Study: Charter schools have worsened school segregation

Looking at school data for 2012-13, the Institute on Metropolitan Opportunity at the University of Minnesota Law School said that when it considered student demographics and admission criteria, it found that charters lagged behind traditional public schools in such major factors as reading and math scores, reading and math growth and graduation rates.

And while 20 percent of traditional public schools showed a diverse racial mix, only seven percent of Chicago’s charters did, according to the report.

Since students self-select into the charter system, their performance should outpace children in traditional schools — but it doesn’t, said Myron Orfield, who heads the institute that looked at Chicago because it’s home to charter champion U.S. Secretary of Education Arne Duncan.

“The question is whether charters are the best path available to find ways to better serve low-income students and students of color, given that this approach has failed to improve overall student performance by most measures, and led to less racial and ethnic diversity in the city’s schools,” Orfield said.

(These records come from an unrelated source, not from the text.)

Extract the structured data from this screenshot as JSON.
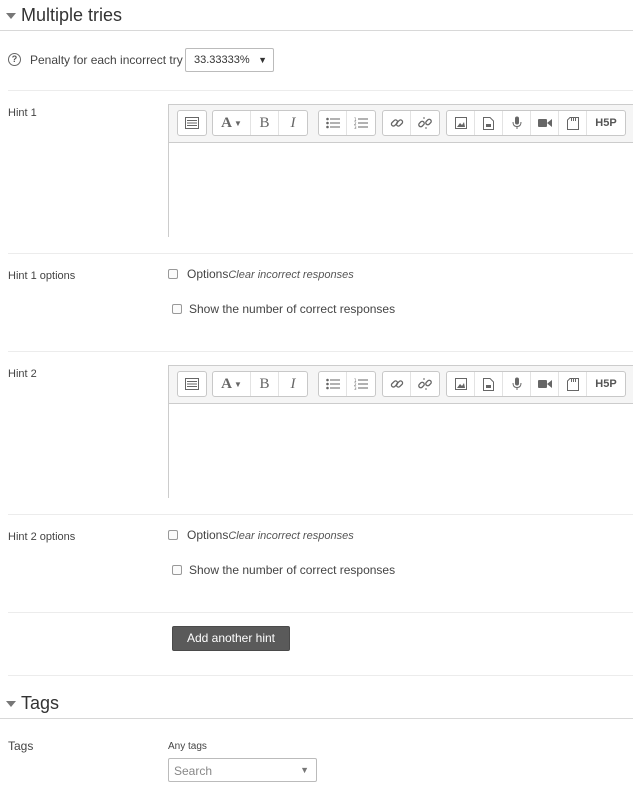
{
  "multiple_tries": {
    "title": "Multiple tries",
    "penalty_label": "Penalty for each incorrect try",
    "penalty_value": "33.33333%",
    "add_hint_label": "Add another hint"
  },
  "hints": [
    {
      "label": "Hint 1",
      "options_label": "Hint 1 options",
      "options_checkbox_label": "Options",
      "options_checkbox_sub": "Clear incorrect responses",
      "show_correct_label": "Show the number of correct responses"
    },
    {
      "label": "Hint 2",
      "options_label": "Hint 2 options",
      "options_checkbox_label": "Options",
      "options_checkbox_sub": "Clear incorrect responses",
      "show_correct_label": "Show the number of correct responses"
    }
  ],
  "editor_toolbar": {
    "font_button": "A",
    "bold_button": "B",
    "italic_button": "I",
    "h5p_button": "H5P",
    "icons": [
      "toggle-toolbar-icon",
      "font-style-icon",
      "bold-icon",
      "italic-icon",
      "unordered-list-icon",
      "ordered-list-icon",
      "link-icon",
      "unlink-icon",
      "image-icon",
      "media-icon",
      "record-audio-icon",
      "record-video-icon",
      "manage-files-icon",
      "h5p-icon"
    ]
  },
  "tags": {
    "title": "Tags",
    "label": "Tags",
    "any_tags_label": "Any tags",
    "search_placeholder": "Search"
  }
}
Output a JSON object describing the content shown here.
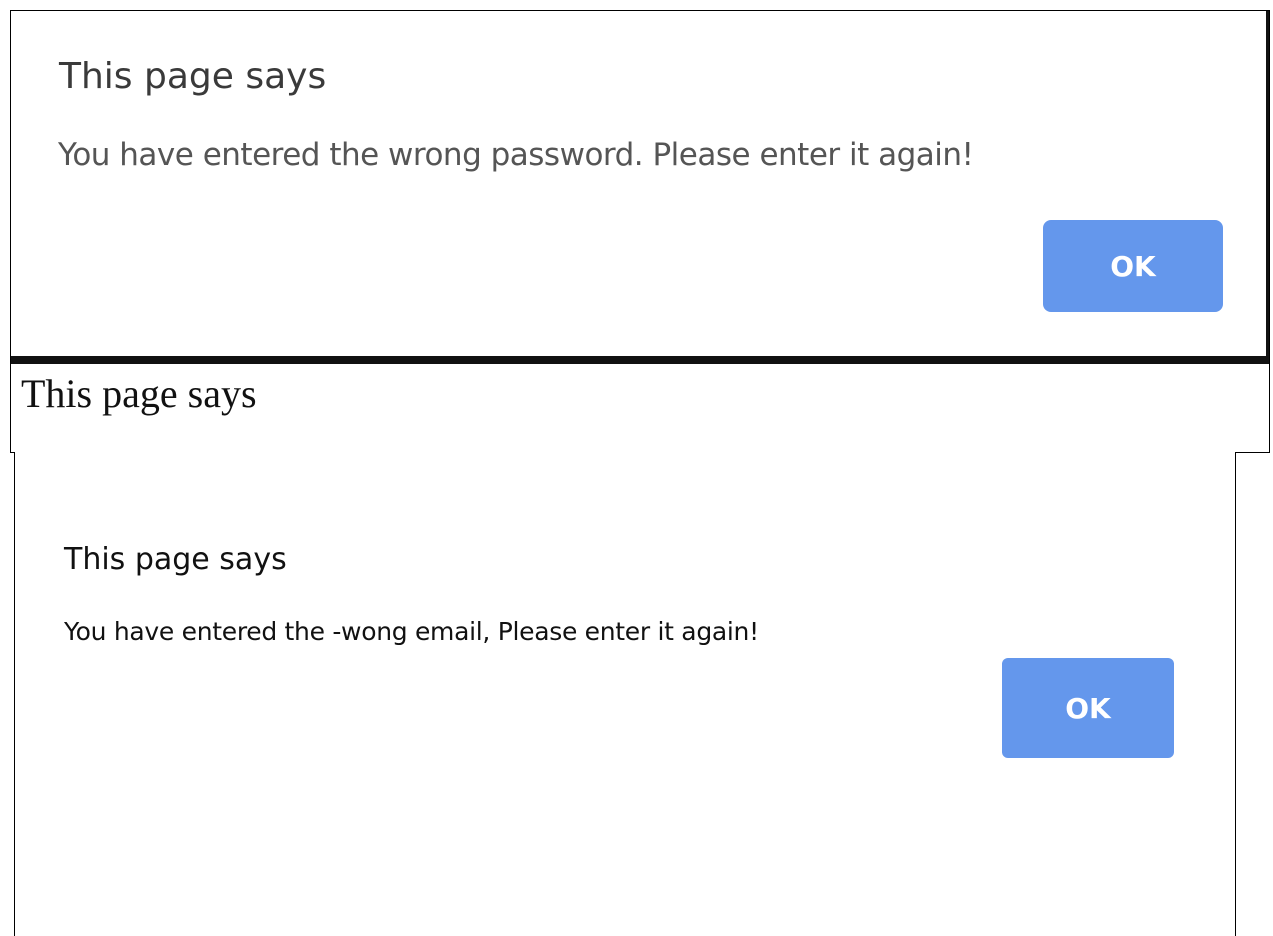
{
  "dialog_password": {
    "title": "This page says",
    "message": "You have entered the wrong password. Please enter it again!",
    "ok_label": "OK"
  },
  "caption": {
    "text": "This page says"
  },
  "dialog_email": {
    "title": "This page says",
    "message": "You have entered the -wong email, Please enter it again!",
    "ok_label": "OK"
  },
  "colors": {
    "button_blue": "#6497ec",
    "button_text": "#ffffff",
    "message_gray": "#555555",
    "border_black": "#111111"
  }
}
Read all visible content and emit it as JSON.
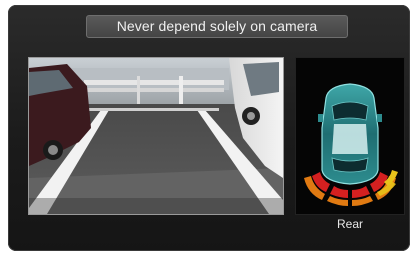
{
  "warning": {
    "text": "Never depend solely on camera"
  },
  "camera": {
    "icon": "rear-camera-feed"
  },
  "sensors": {
    "label": "Rear",
    "icon": "car-top-view-icon",
    "colors": {
      "near": "#d42020",
      "mid": "#e07a12",
      "far": "#e8c21a"
    }
  }
}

The report called for a three-year moratorium on new charters — publicly funded but privately operated schools — so the district can examine how its charter policy has affected all its schools.

Charter supporters from the Illinois Network of Charter Schools said they found flaws in the data cited — for example, graduation rates didn’t match state data. And including competitive, test-in selective enrollment schools wasn’t a fair comparison, either, said INCS head Andrew Broy.

Broy also said charters haven’t added to Chicago’s segregation — they set up in neighborhoods where they believed students most needed options, which happened to be in African American and Hispanic neighborhoods on the South and West sides. He added, “Their enrollment reflects that.”